The Extract API allows you to extract structured data from web pages using AI. You can define a schema and prompt, and Hyperbrowser will extract the data matching your requirements.
Installation
npm install @hyperbrowser/sdk dotenv
Usage
import { Hyperbrowser } from "@hyperbrowser/sdk";
import { config } from "dotenv";
config();
const client = new Hyperbrowser({
  apiKey: process.env.HYPERBROWSER_API_KEY,
});
const main = async () => {
  const extractResult = await client.extract.startAndWait({
    urls: ["https://example.com"],
    prompt: "Extract the main heading and description from the page",
    schema: {
      type: "object",
      properties: {
        heading: { type: "string" },
        description: { type: "string" },
      },
      required: ["heading", "description"],
    },
  });
  console.log("Extract result:", extractResult);
};
main();
Response
The Start Extract Job POST /extract endpoint will return a jobId in the response which can be used to get information about the job in subsequent requests.
{
  "jobId": "962372c4-a140-400b-8c26-4ffe21d9fb9c"
}
GET /extract/{jobId}/status will return the following data:
{
  "status": "completed"
}
GET /extract/{jobId} will return the following data:
{
  "jobId": "962372c4-a140-400b-8c26-4ffe21d9fb9c",
  "status": "completed",
  "data": {
    "heading": "Example Domain",
    "description": "This domain is for use in documentation examples without needing permission.
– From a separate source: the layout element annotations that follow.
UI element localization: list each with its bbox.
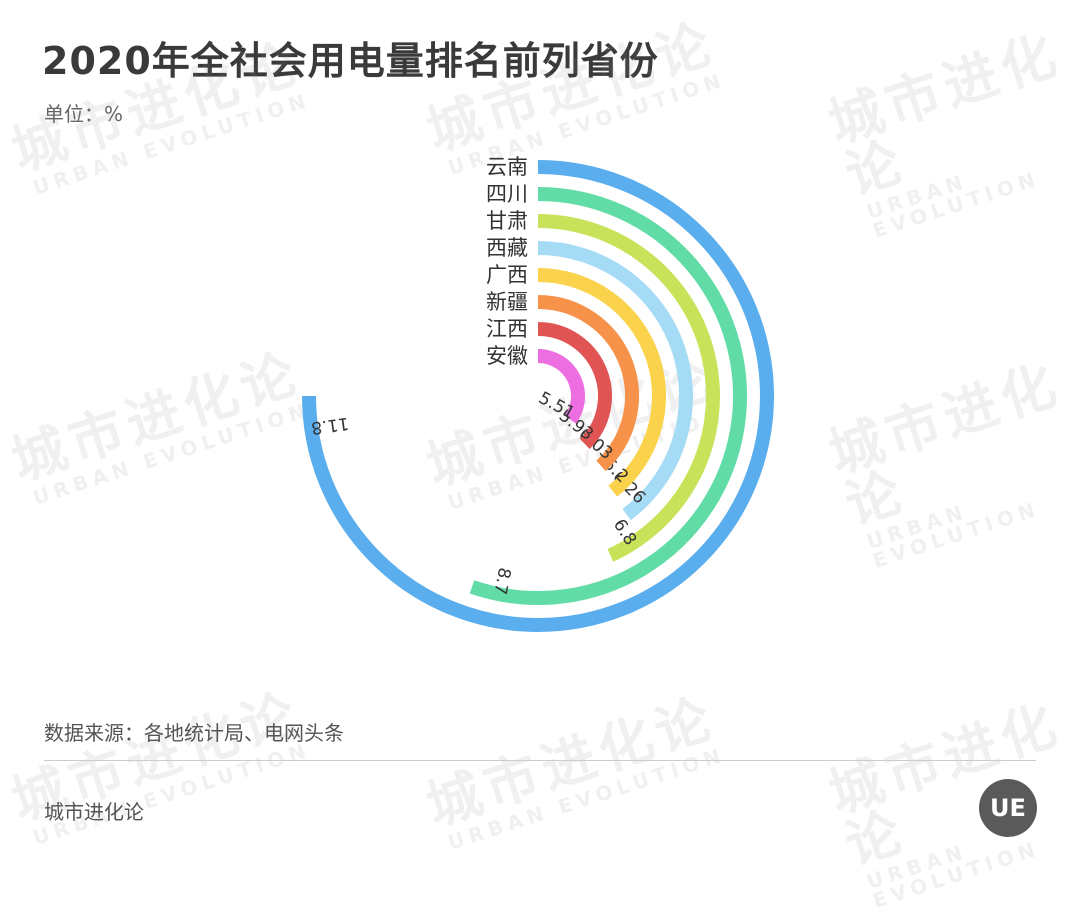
radial-bar-cat-0 <box>302 160 774 632</box>
radial-bar-cat-7 <box>537 349 585 424</box>
category-label-cat-4: 广西 <box>486 263 528 287</box>
category-label-cat-6: 江西 <box>486 317 528 341</box>
radial-bar-cat-6 <box>537 322 612 449</box>
radial-bar-cat-1 <box>469 187 747 605</box>
unit-label: 单位：% <box>44 102 124 126</box>
chart-title: 2020年全社会用电量排名前列省份 <box>42 39 659 83</box>
radial-bar-cat-2 <box>537 214 720 562</box>
category-label-cat-2: 甘肃 <box>486 209 528 233</box>
footer-brand: 城市进化论 <box>44 800 144 824</box>
category-label-cat-5: 新疆 <box>486 290 528 314</box>
category-label-cat-7: 安徽 <box>486 344 528 368</box>
category-label-cat-3: 西藏 <box>486 236 528 260</box>
radial-bar-chart: 云南11.8四川8.7甘肃6.8西藏6.26广西6.2新疆6.03江西5.93安… <box>302 155 774 632</box>
category-label-cat-1: 四川 <box>486 182 528 206</box>
brand-logo: UE <box>979 779 1037 837</box>
radial-bar-cat-4 <box>537 268 666 497</box>
footer-divider <box>44 760 1036 761</box>
radial-bar-cat-5 <box>537 295 639 472</box>
value-label-cat-1: 8.7 <box>489 566 514 596</box>
data-source: 数据来源：各地统计局、电网头条 <box>44 721 344 745</box>
category-label-cat-0: 云南 <box>486 155 528 179</box>
radial-bar-cat-3 <box>537 241 693 521</box>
Avoid use in operations."
  }
}
pending, running, completed, failed.
To see the full schema, checkout the API Reference.
Schema Definition
You can define a JSON schema to specify the structure of the data you want to extract. The schema should follow the JSON Schema specification.
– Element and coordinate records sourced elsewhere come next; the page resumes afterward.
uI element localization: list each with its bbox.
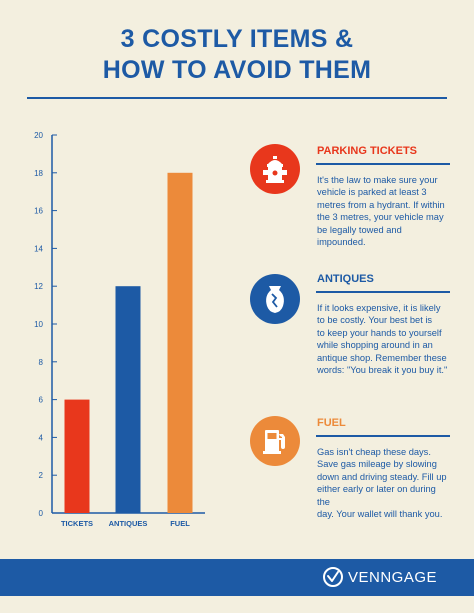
item-fuel: FUEL Gas isn't cheap these days. Save ga… [250, 416, 450, 519]
y-tick-label: 16 [34, 207, 43, 216]
y-tick-label: 10 [34, 320, 43, 329]
fuel-pump-icon [250, 416, 300, 466]
title-line-1: 3 COSTLY ITEMS & [120, 25, 354, 53]
y-tick-label: 6 [39, 396, 44, 405]
y-tick-label: 0 [39, 509, 44, 518]
x-tick-label: TICKETS [61, 519, 93, 528]
y-tick-label: 4 [39, 433, 44, 442]
bars [64, 172, 193, 514]
y-tick-label: 14 [34, 244, 43, 253]
title-divider [27, 97, 447, 99]
brand-name[interactable]: VENNGAGE [348, 569, 438, 586]
item-antiques: ANTIQUES If it looks expensive, it is li… [250, 272, 450, 382]
venngage-logo-icon[interactable] [322, 566, 344, 588]
item-description: If it looks expensive, it is likely to b… [317, 303, 448, 376]
item-description: It's the law to make sure your vehicle i… [317, 175, 445, 248]
item-divider [316, 163, 450, 165]
footer-bar: VENNGAGE [0, 559, 474, 596]
x-tick-label: FUEL [170, 519, 190, 528]
title-line-2: HOW TO AVOID THEM [102, 56, 372, 84]
bar-tickets [64, 399, 90, 513]
y-tick-label: 12 [34, 282, 43, 291]
item-divider [316, 291, 450, 293]
x-axis-labels: TICKETS ANTIQUES FUEL [61, 519, 190, 528]
x-tick-label: ANTIQUES [109, 519, 148, 528]
bar-fuel [167, 172, 193, 514]
bar-chart: 0 2 4 6 8 10 12 14 16 18 20 TICKETS ANTIQUES FUEL [34, 131, 205, 528]
item-title: FUEL [317, 417, 346, 429]
y-tick-label: 8 [39, 358, 44, 367]
item-title: PARKING TICKETS [317, 145, 418, 157]
item-divider [316, 435, 450, 437]
fire-hydrant-icon [250, 144, 300, 194]
item-description: Gas isn't cheap these days. Save gas mil… [317, 447, 447, 520]
item-parking-tickets: PARKING TICKETS It's the law to make sur… [250, 144, 450, 247]
broken-vase-icon [250, 274, 300, 324]
y-tick-label: 20 [34, 131, 43, 140]
page-title: 3 COSTLY ITEMS & HOW TO AVOID THEM [0, 24, 474, 86]
bar-antiques [115, 286, 141, 513]
y-tick-label: 18 [34, 169, 43, 178]
y-tick-label: 2 [39, 471, 44, 480]
item-title: ANTIQUES [317, 273, 374, 285]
import { Hyperbrowser } from "@hyperbrowser/sdk";
import { config } from "dotenv";
config();
const client = new Hyperbrowser({
  apiKey: process.env.HYPERBROWSER_API_KEY,
});
const main = async () => {
  const extractResult = await client.extract.startAndWait({
    urls: ["https://news.ycombinator.com"],
    prompt: "Extract all article titles and their URLs from the front page",
    schema: {
      type: "object",
      properties: {
        articles: {
          type: "array",
          items: {
            type: "object",
            properties: {
              title: { type: "string" },
              url: { type: "string" },
              score: { type: "number" },
            },
            required: ["title", "url"],
          },
        },
      },
      required: ["articles"],
    },
  });
  console.log("Extract result:", extractResult);
};
main();
For best results, provide both a schema and a prompt. The schema should define exactly how you want the extract data formatted and the prompt should have any information that can help guide the extraction. If no schema is provided, then we will try to automatically generate a schema based on the prompt.
Session Configurations
You can also provide configurations for the session that will be used to execute the extract job, such as using a proxy or solving CAPTCHAs. To see all the different available session parameters, checkout the API Reference or Session Parameters.
import { Hyperbrowser } from "@hyperbrowser/sdk";
import { config } from "dotenv";
config();
const client = new Hyperbrowser({
  apiKey: process.env.HYPERBROWSER_API_KEY,
});
const main = async () => {
  const extractResult = await client.extract.startAndWait({
    urls: ["https://example.com"],
    prompt: "Extract the main heading and description",
    schema: {
      type: "object",
      properties: {
        heading: { type: "string" },
        description: { type: "string" },
      },
    },
    sessionOptions: {
      useProxy: true,
      solveCaptchas: true,
      proxyCountry: "US",
    },
  });
  console.log("Extract result:", extractResult);
};
main();
Hyperbrowser’s CAPTCHA solving and proxy usage features require being on a PAID plan.
Using proxy and solving CAPTCHAs will slow down the page scraping in the extract job so use it only if necessary.